Showing posts with label yom kippur. Show all posts
Showing posts with label yom kippur. Show all posts

Saturday, September 18, 2010

The Rash

I'm married almost 40 years and I still can't tell you where my wife stands on religion. She just won't talk about it. Maybe because I've been an avowed atheist since I was 14 – call it post Bar Mitzvah trauma. I grew up in a mixed household. My mother was from Eastern Europe and a traditional Jewish family. My dad was born here and is also Jewish but his pop was some kind of Marxist/atheist and my father was never even Bar Mitzvahed. So I had no male role model and jumped off the wagon as soon as I could.

Now my wife is Jewish too, but grew up in a secular household where religion was barely practiced, if at all.
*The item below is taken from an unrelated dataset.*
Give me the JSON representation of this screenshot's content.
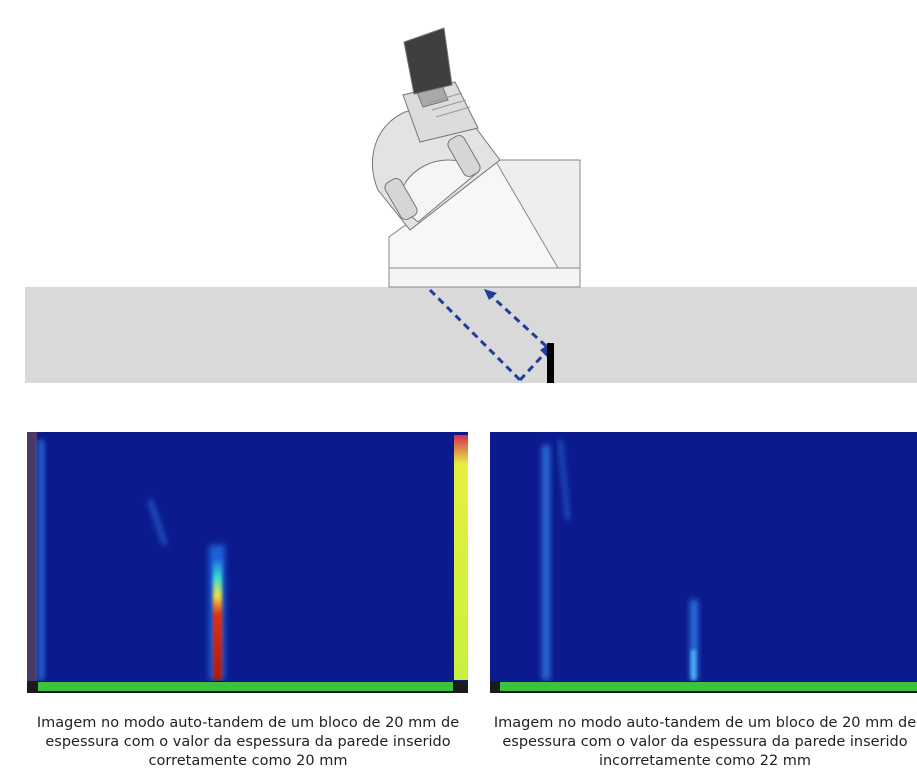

So it is not surprising that I never hear one word uttered about Judaism or any other religion.

Except when it comes to Yom Kippur when a whole lot of fasting goes on in this house. Now since she seems to have no connection to religion otherwise, I probe for deeper meaning in this act of denial. Being perfect, she also has no sins to atone for. A shame since we live so close to the water and it would be so easy to stand at the sea wall facing Manhattan and just toss one sin after another into the bay. (I on the other hand, spend half my day there.)
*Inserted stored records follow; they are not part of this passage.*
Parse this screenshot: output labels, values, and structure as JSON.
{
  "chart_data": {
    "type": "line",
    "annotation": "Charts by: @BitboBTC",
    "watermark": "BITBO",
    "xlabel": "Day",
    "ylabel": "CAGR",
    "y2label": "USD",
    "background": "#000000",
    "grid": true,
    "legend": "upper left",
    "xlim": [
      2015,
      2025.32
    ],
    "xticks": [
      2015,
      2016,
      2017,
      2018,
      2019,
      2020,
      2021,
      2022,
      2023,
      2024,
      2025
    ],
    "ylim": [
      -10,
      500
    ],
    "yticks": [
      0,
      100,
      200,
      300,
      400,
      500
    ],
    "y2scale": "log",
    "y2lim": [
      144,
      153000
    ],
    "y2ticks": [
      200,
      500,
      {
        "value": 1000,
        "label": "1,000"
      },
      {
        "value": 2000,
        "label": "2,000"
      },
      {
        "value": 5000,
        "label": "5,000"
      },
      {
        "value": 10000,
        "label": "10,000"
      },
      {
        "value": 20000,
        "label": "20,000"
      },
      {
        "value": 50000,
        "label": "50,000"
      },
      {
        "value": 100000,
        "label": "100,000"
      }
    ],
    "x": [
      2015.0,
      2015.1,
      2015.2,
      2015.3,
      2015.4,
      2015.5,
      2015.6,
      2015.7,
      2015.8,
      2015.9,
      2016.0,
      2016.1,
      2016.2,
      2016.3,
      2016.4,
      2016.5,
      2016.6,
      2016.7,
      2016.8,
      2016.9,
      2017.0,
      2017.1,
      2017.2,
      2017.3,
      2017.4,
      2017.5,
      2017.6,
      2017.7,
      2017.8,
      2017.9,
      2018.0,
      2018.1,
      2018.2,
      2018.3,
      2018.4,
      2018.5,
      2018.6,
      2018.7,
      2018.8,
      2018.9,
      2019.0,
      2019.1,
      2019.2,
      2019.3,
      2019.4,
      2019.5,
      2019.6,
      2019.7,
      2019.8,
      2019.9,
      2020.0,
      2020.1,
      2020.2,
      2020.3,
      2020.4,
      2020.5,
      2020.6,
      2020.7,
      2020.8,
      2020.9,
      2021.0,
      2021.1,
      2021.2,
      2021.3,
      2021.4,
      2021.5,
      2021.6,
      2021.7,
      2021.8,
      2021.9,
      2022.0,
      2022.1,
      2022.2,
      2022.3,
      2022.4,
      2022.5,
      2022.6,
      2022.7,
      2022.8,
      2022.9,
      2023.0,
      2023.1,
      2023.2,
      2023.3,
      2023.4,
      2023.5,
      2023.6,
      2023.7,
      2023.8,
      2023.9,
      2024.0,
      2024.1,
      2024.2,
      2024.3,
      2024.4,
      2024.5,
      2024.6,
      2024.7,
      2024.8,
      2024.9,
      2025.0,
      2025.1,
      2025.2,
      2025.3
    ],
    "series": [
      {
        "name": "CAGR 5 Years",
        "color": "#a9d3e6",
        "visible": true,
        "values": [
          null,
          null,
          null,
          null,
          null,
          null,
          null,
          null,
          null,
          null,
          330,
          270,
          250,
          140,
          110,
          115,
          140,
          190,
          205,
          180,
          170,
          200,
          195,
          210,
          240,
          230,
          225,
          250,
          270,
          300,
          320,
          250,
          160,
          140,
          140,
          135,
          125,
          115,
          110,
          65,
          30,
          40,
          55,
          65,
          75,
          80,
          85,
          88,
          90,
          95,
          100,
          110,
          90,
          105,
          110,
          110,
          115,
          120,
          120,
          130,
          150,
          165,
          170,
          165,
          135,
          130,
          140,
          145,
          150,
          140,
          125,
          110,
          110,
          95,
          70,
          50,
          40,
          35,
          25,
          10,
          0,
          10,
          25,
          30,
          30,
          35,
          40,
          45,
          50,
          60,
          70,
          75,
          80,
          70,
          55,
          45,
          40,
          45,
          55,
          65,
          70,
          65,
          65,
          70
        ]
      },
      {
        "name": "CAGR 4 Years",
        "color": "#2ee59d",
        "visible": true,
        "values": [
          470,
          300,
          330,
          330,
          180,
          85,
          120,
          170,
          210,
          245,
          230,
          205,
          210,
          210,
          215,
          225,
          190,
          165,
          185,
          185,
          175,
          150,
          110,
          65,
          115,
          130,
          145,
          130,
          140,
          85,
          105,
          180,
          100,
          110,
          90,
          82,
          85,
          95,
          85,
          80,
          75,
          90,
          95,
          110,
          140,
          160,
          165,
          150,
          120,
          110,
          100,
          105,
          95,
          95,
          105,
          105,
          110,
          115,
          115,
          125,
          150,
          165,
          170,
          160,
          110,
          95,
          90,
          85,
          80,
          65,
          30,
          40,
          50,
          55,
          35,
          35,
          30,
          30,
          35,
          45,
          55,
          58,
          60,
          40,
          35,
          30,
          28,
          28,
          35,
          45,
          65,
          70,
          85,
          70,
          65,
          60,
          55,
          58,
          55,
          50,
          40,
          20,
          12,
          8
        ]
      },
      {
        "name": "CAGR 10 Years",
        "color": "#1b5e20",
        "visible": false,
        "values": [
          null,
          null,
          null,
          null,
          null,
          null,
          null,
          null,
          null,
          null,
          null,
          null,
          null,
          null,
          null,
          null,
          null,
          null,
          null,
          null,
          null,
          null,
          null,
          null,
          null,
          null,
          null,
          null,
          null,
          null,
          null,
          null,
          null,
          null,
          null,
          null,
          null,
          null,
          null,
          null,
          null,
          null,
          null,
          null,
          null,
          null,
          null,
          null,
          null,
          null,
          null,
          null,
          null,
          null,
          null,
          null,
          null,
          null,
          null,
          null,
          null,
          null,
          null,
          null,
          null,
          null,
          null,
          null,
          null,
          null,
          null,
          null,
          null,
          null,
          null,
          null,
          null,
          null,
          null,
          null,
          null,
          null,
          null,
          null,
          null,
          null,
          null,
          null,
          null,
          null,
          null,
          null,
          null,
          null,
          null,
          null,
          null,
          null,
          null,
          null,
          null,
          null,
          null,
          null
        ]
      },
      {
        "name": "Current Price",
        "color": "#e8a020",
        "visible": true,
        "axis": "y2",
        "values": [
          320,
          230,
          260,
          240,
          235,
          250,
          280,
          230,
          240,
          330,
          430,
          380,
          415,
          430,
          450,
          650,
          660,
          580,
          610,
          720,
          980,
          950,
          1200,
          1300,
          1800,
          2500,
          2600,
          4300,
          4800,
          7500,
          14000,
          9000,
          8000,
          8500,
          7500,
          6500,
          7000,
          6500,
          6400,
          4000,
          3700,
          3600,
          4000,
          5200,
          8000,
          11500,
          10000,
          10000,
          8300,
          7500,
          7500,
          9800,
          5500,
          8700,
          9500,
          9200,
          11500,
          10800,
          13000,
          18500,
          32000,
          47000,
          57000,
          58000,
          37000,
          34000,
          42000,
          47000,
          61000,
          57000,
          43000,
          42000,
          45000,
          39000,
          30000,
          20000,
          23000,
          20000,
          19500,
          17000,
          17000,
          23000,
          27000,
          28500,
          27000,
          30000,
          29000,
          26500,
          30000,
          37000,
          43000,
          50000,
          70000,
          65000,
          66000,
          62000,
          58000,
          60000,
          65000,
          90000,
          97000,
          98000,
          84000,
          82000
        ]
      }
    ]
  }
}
I go along with this fasting business, not for religious reasons but to maybe lose a pound or two for at least one day. But beyond that is the fun of breaking the fast with a bunch of friends - oh that creamed herring with onions. And that giant tub of whitefish salad from Costcos, which has become the mecca of break the fast food - if you can't get into the lower east side to Russ and Daughters, where you can blow a years worth of pension checks on a pound of lox.

Well anyway, the source of this trying to be a Jew for one day a year goes back about 15 years I guess.

We used to go out the opening night of Yom Kippur with a bunch of other Jewish non-believers. Maybe it was an act of defiance. Or just that the restaurants are so empty. This one year we really went whole hog - we went to Tripoli, a Lebanese restaurant on Atlantic Avenue, on Yom Kipper eve. There must have been about 8 or 10 people - mostly all Jews. Just as the first course was being served, my wife broke out in a rash. Not a big deal. She is sensitive to certain foods and sometimes has a hive or two. But this rash really bothered her. Was it was just uncomfortable physically? Or was there a deeper psychological meaning for her discomfort?

Well that was all it took to take the yummy out of Yom Kippur. From that point on she has adhered to the basic Yom Kippur ritual of fasting. Nothing else mind you. No Shul or praying or anything like that. Even a bike ride is not out of the question. Maybe it is fear that if she eats anything on Yom Kippur the rash will return. So far it hasn't.